Comment commencer à écrire ? (1)

Image courtesy of digitalart / FreeDigitalPhotos.netVous avez dû constater, si vous passer encore par ici de temps en temps, que les articles se sont faits rares, apparaissant sporadiquement au gré d’une envie, d’une inspiration de l’une de nous couplée à l’emploi de plusieurs minutes pour venir écrire des mots.

Je ne saurais parler pour Une Voix, mais pour ma part l’envie est toujours là. L’envie de venir écrire des articles sur ces pages et celle, plus ancienne, plus ancrée, que je connais d’aussi loin que je m’en souvienne, d’écrire. Écrire tout court et écrire un livre, écrire un roman, écrire des biographies (et oui, pas que la mienne, celles de ceux qui voudraient bien se raconter aussi), écrire des pensées et écrire des poèmes, voire des chansons, des articles de journaux, des essais… Et vous avez-vous envie ?

Je ne saurais parler pour Une Voix, mais pour ma part il me semble que l’inspiration est là, elle aussi. Avec ses hauts et ses bas, avec ses incertitudes dans la durée entre le moment où on se lance à écrire et le moment où on aura fini d’écrire ce que l’on voulait écrire (qui peut s’être bien transformé pendant l’exercice !), mais elle est bien là. Les idées fourmillent, les mots se pressent dans mes pensées, désorganisés, fouillis, puis s’assemblent en un tout cohérent et une direction claire. Et vous savez-vous ce que vous avez envie d’écrire, là, maintenant ?

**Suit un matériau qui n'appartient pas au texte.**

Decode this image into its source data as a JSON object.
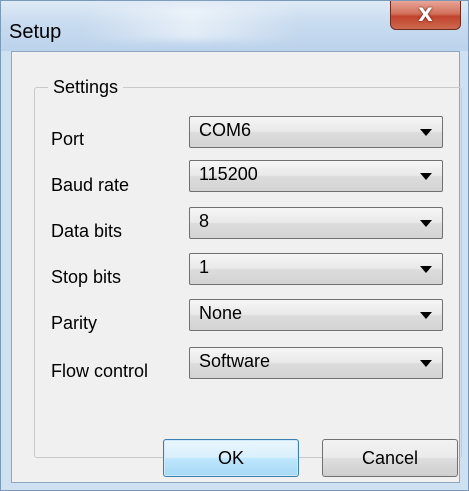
{
  "window": {
    "title": "Setup",
    "close_glyph": "X"
  },
  "settings": {
    "group_label": "Settings",
    "fields": [
      {
        "label": "Port",
        "value": "COM6"
      },
      {
        "label": "Baud rate",
        "value": "115200"
      },
      {
        "label": "Data bits",
        "value": "8"
      },
      {
        "label": "Stop bits",
        "value": "1"
      },
      {
        "label": "Parity",
        "value": "None"
      },
      {
        "label": "Flow control",
        "value": "Software"
      }
    ]
  },
  "buttons": {
    "ok_label": "OK",
    "cancel_label": "Cancel"
  },
  "icons": {
    "close": "close-icon",
    "dropdown": "chevron-down-icon"
  },
  "colors": {
    "titlebar": "#c8dbef",
    "close_button": "#c1432d",
    "default_button_border": "#3c7fb1"
  }
}
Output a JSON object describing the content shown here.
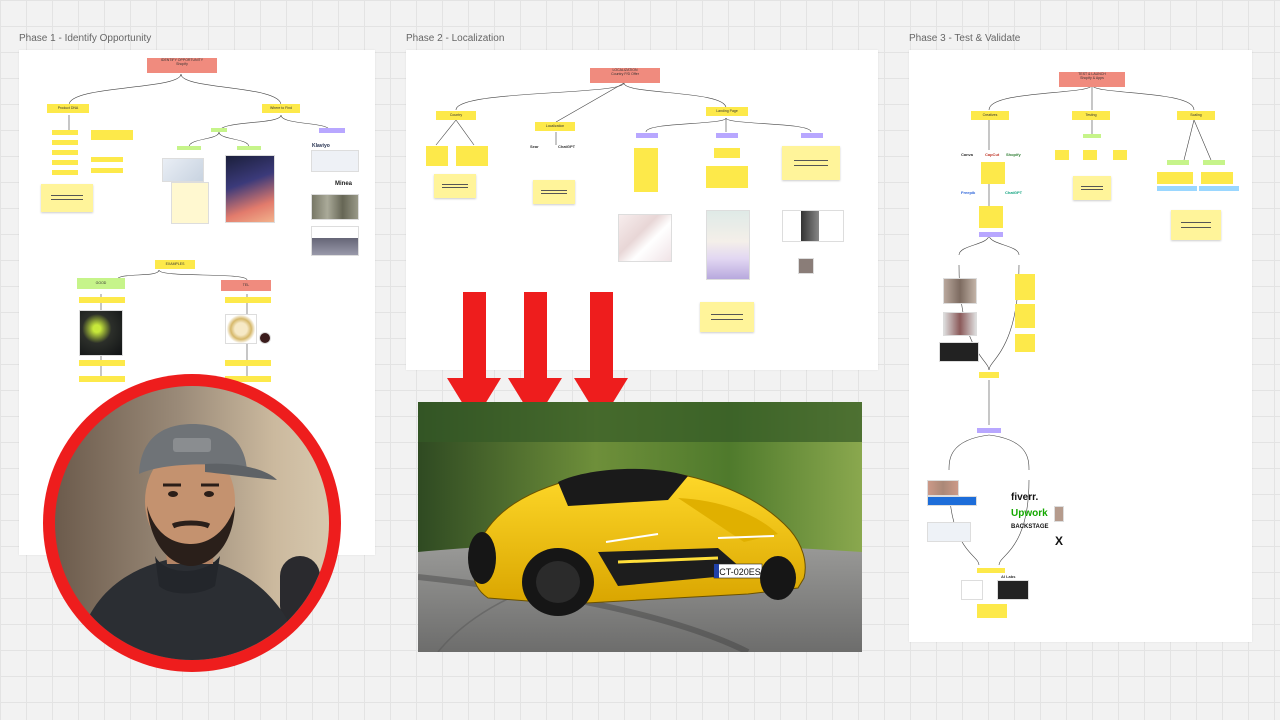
{
  "phases": {
    "p1": {
      "title": "Phase 1 - Identify Opportunity",
      "root": "IDENTIFY OPPORTUNITY",
      "root_sub": "Shopify",
      "product_dna": "Product DNA",
      "where_to_find": "Where to Find",
      "examples": "EXAMPLES",
      "good": "GOOD",
      "bad": "TEL",
      "brand1": "Klaviyo",
      "brand2": "Minea"
    },
    "p2": {
      "title": "Phase 2 - Localization",
      "root": "LOCALIZATION",
      "root_sub": "Country P/D Offer",
      "country": "Country",
      "localization": "Localization",
      "landing_page": "Landing Page",
      "app1": "Sear",
      "app2": "ChatGPT"
    },
    "p3": {
      "title": "Phase 3 - Test & Validate",
      "root": "TEST & LAUNCH",
      "root_sub": "Shopify & Apps",
      "creatives": "Creatives",
      "testing": "Testing",
      "scaling": "Scaling",
      "tool1": "Canva",
      "tool2": "CapCut",
      "tool3": "Shopify",
      "tool4": "Freepik",
      "tool5": "ChatGPT",
      "fiverr": "fiverr.",
      "upwork": "Upwork",
      "backstage": "BACKSTAGE",
      "x": "X",
      "ai": "AI Labs"
    }
  },
  "car": {
    "plate": "CT-020ES"
  },
  "colors": {
    "arrow": "#ee1d1d",
    "car_yellow": "#f2c20b",
    "avatar_ring": "#ee1d1d",
    "sticky": "#fff49a",
    "root_node": "#f08b7e"
  }
}
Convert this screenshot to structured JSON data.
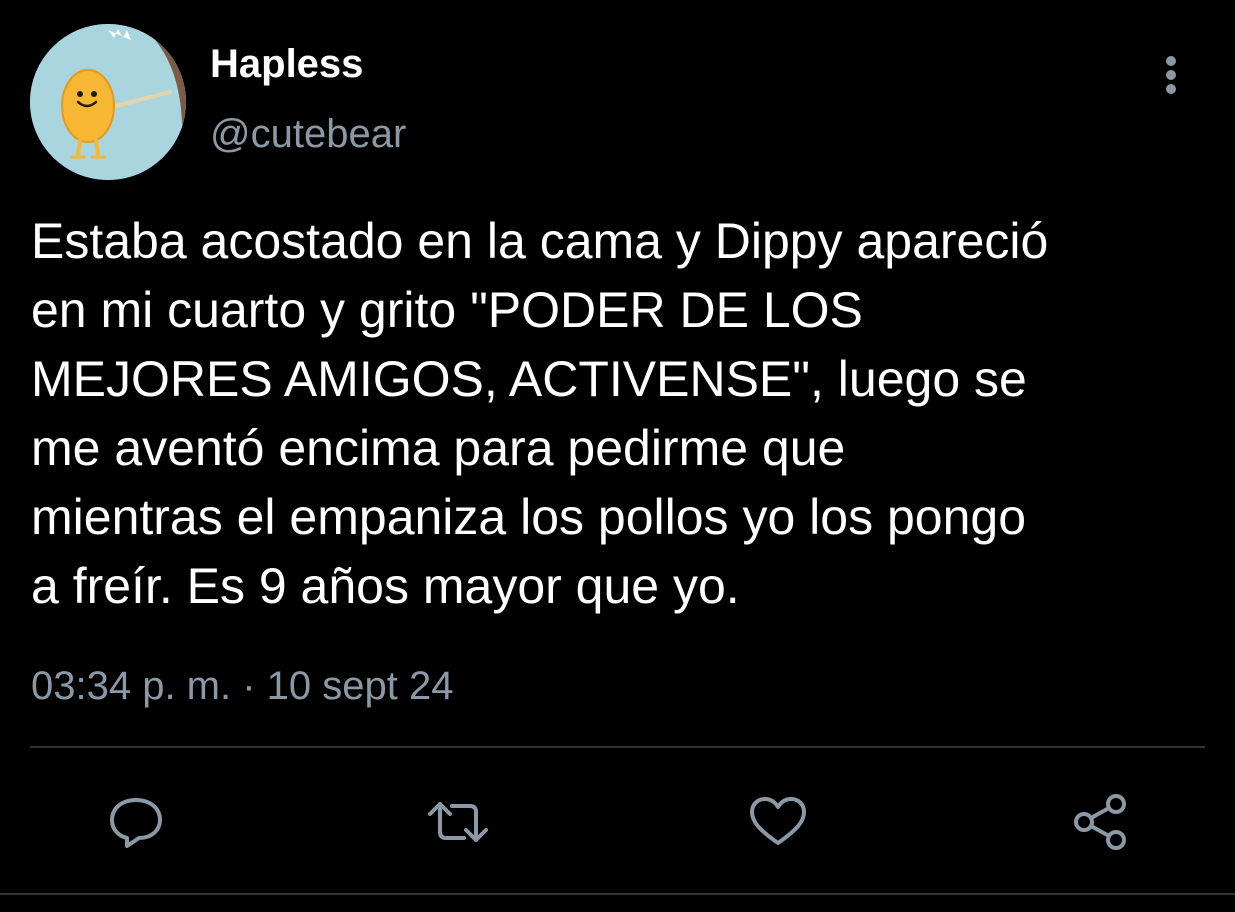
{
  "tweet": {
    "display_name": "Hapless",
    "handle": "@cutebear",
    "text": "Estaba acostado en la cama y Dippy apareció\nen mi cuarto y grito \"PODER DE LOS\nMEJORES AMIGOS, ACTIVENSE\", luego se\nme aventó encima para pedirme que\nmientras el empaniza los pollos yo los pongo\na freír. Es 9 años mayor que yo.",
    "timestamp": "03:34 p. m. · 10 sept 24"
  },
  "icons": {
    "more": "more-vertical-icon",
    "reply": "reply-icon",
    "retweet": "retweet-icon",
    "like": "heart-icon",
    "share": "share-icon"
  },
  "colors": {
    "background": "#000000",
    "text_primary": "#ffffff",
    "text_secondary": "#8b98a5",
    "divider": "#2f3336",
    "avatar_background": "#a9d5df"
  }
}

Je ne saurais parler pour Une Voix, ni pour vous, mais partons de ces deux préalables : vous avez envie d’écrire et vous avez une idée, même vague, de ce que vous voulez écrire. Gageons que de nos jours, et d’autant plus si vous êtes en mesure de me lire, vous avez aussi les moyens matériels d’écrire: un clavier, une unité centrale et un écran; du papier et un stylo; voire un dictaphone ! Bref, vous avez tout le nécessaire pour commencer à écrire. Et vous ne le faites pas. Comme Une Voix. Comme plein de personnes qui caressent cet élan sans jamais le concrétiser. Comme moi. Parce que oui, voilà, je ne le fais pas, ou si peu.

Je ne saurais parler pour Une Voix, ni pour vous, mais pour ma part j’ai déjà mis des années à franchir l’étape d’oser dire que je voulais écrire, d’oser prétendre à jouer dans cette cour. Cool, je l’ai dis, je l’affirme encore plus, rien qu’aujourd’hui, ici, dans cet article. OK. Mais ça ne me fait toujours pas écrire, ni mon roman, ni la moindre biographie, ni le recueil à demi commencé ou à demi achevé qui dort dans un placard. Alors j’en viens à me demander pourquoi je n’écris toujours pas, et plus utilement, comment me mettre à écrire ? Et allez savoir, peut-être que mes réponses à mes interrogations pourrons vous servir, à vous !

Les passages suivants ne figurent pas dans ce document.